俺はテキトーに挨拶して七海の部屋を出た。
「う…」
暑い。
別に暑さに弱いつもりはないがクーラーのきいた部屋(タイマーですでに起動してた)から出た時は温度差にうめいてしまう。
ぱたぱたと手で顔をあおぎながら自分の鞄を肩に担ぎなおし、俺は階段を降りる。
はぁ…楽しかったけど、疲れたなぁ。
ぴぴぴ―
携帯電話が振動して俺は反射で携帯電話を開く。紗理奈からメールだ。
『件名:やほ〜
本文:久しぶりぃ、元気?なんちて(^u^)。一週間、あたしがいなくなってからどう?(?д?) 小枝子と弘美とは仲良くできたかな〜?』
一応、気にしててくれたのか。紗理奈は弘美にバレた日に帰ってるし、小枝子と微妙な雰囲気のままだったしな。
かちかちとまだちょっと慣れない手つきで返信する。
『件名:RE やほ〜
本文:大丈夫。何か弘美は機嫌悪いけど小枝子とは仲直りしたよ。心配してくれてありがとな』
送信、と。
ぴぴぴ―
うおっ。早っ!
間髪いれずに携帯電話が振動する。メールを開くと…ん? 弘美からじゃん。
『件名:無題
本文:今度の日曜、付き合いなさい』
………。
……いや、いいけどさ。
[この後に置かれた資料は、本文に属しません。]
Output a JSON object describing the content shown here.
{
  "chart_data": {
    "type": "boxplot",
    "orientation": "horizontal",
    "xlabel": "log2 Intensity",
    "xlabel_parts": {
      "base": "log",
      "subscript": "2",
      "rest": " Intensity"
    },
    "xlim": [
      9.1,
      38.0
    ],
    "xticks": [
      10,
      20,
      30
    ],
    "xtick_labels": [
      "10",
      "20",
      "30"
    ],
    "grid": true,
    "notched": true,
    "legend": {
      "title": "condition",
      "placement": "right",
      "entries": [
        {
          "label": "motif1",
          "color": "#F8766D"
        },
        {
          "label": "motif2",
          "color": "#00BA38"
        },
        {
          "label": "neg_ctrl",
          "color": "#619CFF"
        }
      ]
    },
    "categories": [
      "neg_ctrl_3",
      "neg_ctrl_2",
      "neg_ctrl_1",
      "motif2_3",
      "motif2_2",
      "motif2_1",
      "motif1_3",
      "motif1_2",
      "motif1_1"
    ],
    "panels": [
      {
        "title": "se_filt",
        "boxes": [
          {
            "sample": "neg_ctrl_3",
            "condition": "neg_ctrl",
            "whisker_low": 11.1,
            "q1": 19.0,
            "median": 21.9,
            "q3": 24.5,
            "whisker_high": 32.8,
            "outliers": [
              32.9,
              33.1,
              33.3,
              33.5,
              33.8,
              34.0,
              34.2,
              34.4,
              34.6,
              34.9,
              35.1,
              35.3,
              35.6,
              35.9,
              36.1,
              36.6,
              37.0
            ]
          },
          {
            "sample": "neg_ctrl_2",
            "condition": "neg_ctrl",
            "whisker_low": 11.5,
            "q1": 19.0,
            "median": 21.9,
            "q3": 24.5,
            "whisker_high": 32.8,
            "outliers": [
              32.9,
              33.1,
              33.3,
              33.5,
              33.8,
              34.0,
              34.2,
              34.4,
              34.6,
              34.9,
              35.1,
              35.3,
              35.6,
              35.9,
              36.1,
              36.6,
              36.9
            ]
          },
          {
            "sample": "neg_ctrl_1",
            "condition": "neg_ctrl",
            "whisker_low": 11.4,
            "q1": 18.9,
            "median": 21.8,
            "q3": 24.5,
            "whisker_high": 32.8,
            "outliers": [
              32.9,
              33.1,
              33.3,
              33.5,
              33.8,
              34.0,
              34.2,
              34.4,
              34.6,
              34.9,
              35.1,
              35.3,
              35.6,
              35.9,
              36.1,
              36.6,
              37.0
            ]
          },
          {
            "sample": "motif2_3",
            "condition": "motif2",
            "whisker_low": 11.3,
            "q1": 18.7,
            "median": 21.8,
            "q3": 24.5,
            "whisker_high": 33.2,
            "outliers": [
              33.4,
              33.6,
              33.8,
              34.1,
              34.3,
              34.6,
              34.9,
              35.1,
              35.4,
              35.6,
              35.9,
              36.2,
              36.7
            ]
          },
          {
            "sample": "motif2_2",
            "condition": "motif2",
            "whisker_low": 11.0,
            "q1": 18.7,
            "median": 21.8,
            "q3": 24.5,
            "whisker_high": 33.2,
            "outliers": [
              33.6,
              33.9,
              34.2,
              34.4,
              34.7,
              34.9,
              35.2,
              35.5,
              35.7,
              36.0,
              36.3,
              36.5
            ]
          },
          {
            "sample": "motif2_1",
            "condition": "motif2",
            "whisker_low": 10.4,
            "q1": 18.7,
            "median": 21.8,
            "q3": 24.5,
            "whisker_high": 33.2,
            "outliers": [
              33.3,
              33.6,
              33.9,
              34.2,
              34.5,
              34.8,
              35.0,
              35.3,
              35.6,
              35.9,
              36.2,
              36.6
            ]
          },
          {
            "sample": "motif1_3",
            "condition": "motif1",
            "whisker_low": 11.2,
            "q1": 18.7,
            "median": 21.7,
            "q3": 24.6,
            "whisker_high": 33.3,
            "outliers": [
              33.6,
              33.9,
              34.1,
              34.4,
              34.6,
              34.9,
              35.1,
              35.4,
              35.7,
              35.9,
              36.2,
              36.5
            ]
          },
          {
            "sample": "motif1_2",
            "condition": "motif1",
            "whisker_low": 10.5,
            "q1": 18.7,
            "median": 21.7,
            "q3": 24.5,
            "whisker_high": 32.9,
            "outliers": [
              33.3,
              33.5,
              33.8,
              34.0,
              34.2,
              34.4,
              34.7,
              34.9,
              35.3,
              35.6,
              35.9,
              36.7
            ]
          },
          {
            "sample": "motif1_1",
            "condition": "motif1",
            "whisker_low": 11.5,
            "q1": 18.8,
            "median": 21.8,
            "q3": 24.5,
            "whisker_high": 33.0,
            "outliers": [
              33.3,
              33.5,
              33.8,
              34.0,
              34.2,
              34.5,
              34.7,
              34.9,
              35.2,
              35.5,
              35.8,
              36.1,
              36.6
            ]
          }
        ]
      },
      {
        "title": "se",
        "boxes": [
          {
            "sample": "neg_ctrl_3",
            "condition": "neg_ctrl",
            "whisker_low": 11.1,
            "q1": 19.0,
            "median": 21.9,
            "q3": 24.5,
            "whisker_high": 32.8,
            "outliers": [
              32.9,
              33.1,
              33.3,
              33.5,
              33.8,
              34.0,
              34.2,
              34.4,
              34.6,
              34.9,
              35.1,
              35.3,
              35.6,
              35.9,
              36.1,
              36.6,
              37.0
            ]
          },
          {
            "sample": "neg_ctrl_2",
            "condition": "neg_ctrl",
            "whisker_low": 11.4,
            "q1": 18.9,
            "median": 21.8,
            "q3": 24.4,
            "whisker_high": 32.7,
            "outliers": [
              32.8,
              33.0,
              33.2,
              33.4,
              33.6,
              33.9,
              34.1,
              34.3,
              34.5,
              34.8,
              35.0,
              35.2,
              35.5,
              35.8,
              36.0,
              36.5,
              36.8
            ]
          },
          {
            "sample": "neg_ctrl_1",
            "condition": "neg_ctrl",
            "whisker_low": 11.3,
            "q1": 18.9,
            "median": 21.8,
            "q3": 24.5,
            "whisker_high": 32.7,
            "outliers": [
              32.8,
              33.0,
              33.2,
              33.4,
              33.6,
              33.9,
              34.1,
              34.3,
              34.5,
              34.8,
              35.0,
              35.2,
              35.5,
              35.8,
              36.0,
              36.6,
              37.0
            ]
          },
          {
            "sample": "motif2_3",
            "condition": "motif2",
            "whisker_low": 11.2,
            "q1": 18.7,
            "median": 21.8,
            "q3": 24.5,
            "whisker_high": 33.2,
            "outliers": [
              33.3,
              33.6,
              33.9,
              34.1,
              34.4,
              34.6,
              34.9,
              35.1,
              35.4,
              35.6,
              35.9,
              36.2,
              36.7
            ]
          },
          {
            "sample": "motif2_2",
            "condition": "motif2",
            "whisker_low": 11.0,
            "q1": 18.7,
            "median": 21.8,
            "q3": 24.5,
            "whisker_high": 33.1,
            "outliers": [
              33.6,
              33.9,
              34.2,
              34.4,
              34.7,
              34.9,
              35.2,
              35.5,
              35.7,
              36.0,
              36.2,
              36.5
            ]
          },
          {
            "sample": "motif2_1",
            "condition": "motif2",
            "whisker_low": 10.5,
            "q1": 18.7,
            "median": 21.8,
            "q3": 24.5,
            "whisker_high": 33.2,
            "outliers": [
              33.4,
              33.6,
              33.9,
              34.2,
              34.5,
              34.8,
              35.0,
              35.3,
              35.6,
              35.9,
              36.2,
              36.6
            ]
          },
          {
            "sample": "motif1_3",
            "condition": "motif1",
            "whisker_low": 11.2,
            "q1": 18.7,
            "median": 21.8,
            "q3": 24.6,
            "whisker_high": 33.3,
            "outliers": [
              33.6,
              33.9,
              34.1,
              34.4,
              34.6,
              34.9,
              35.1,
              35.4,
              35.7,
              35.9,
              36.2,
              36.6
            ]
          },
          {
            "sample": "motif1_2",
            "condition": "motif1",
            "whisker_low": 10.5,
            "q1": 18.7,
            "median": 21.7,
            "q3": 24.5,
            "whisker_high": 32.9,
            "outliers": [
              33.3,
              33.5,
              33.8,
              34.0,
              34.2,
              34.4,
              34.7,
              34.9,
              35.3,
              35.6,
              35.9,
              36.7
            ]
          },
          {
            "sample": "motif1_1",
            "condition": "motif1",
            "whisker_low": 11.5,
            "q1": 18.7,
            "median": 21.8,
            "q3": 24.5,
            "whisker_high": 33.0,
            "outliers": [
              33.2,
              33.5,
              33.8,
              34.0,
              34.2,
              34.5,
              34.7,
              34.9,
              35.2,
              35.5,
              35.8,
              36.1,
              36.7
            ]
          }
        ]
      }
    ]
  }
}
うん、もう、命令かよとかツッコむのもやめよう。
ぴぴぴー
今度は紗理奈だろう。でも読む前に弘美にオッケーと返信しておく。
あ、ついでだし部屋行って日曜の予定決めよ。その旨もいれてメールを送信。そしてメールを見る。やっぱり紗理奈だった。
『件名:RE やほ〜
本文:それは良かったヽ(´∇`)ノ。心配は無用だったみたいだネ(○▽<)ゞ。あたししばらくは会えないけどメールはちょいちょいしようね。
追伸 夏祭りは行きたいな〜=^ェ^=』
全面的に肯定する内容でメールを送り返すと、携帯電話の画面を見てると歩くのが遅くなるものだが弘美のドアの前まできてた。
「入るぞ」
「ん…何よ。てかあんたまだいたのね」
弘美は部屋着なのかTシャツに短パンに着替えていた。
「何って日曜、何時にどこで何すんのかな〜って」
「ん、あんたさ、男できなさいよ」
「は?」
「だから、男のあんたを改めて見たいの文句ある?」
「まぁ…文句はないぞ。それよりなにすんだよ」
「目的がなきゃ遊ばないわけ?」
「…いや、いいけど」
何なんだ? 遊ぶのに異存はないが、普段文句言うのはお前らだろうが。
「あんたがヒロを楽しませなさい。いいわね。時間も待ち合わせ場所もあんたが決めて」
………。
「いいけど…それじゃ俺がやりたいことするコースになるけど、文句言うなよ?」
「分かってるわよ。あんたの程度に合わせるから有りがたく思いなさい」
ぴぴぴ―
「分かったよ。精々、姫さまが楽しめるよう頑張りますー」
返事をしながら携帯電話を取り出す。
『件名:RE やほ〜
本文:うんうん、祭りのことは任せてよ。んじゃ、今日は疲れてるだろうしゆっくり休みなよ。あでゅ〜(o・v・o)』
思わずくすりと笑う。祭りか…楽しみかも。
「祭りぃ?」
「…あの、普通に人のメール覗かないでくれません?」
「うるさい。で、なに? あんた祭り好きなわけ?」
「そりゃ日本人ならやっぱ、祭りは好きだろ」
「……そうなんだ」
「? 弘美、外人だったのか?」
黒髪だし目も黒だ。
「一応クォーター。おじいちゃんがね」
「父? 母?」
「は?」
「いやだから、父親の父親か母親の父親なのかってことなんだが」
「…あんたには関係ないでしょ。」
え、機嫌悪くなったな。ま、いいか。こいつのコロコロかわる機嫌をいちいち考えてたら疲れる。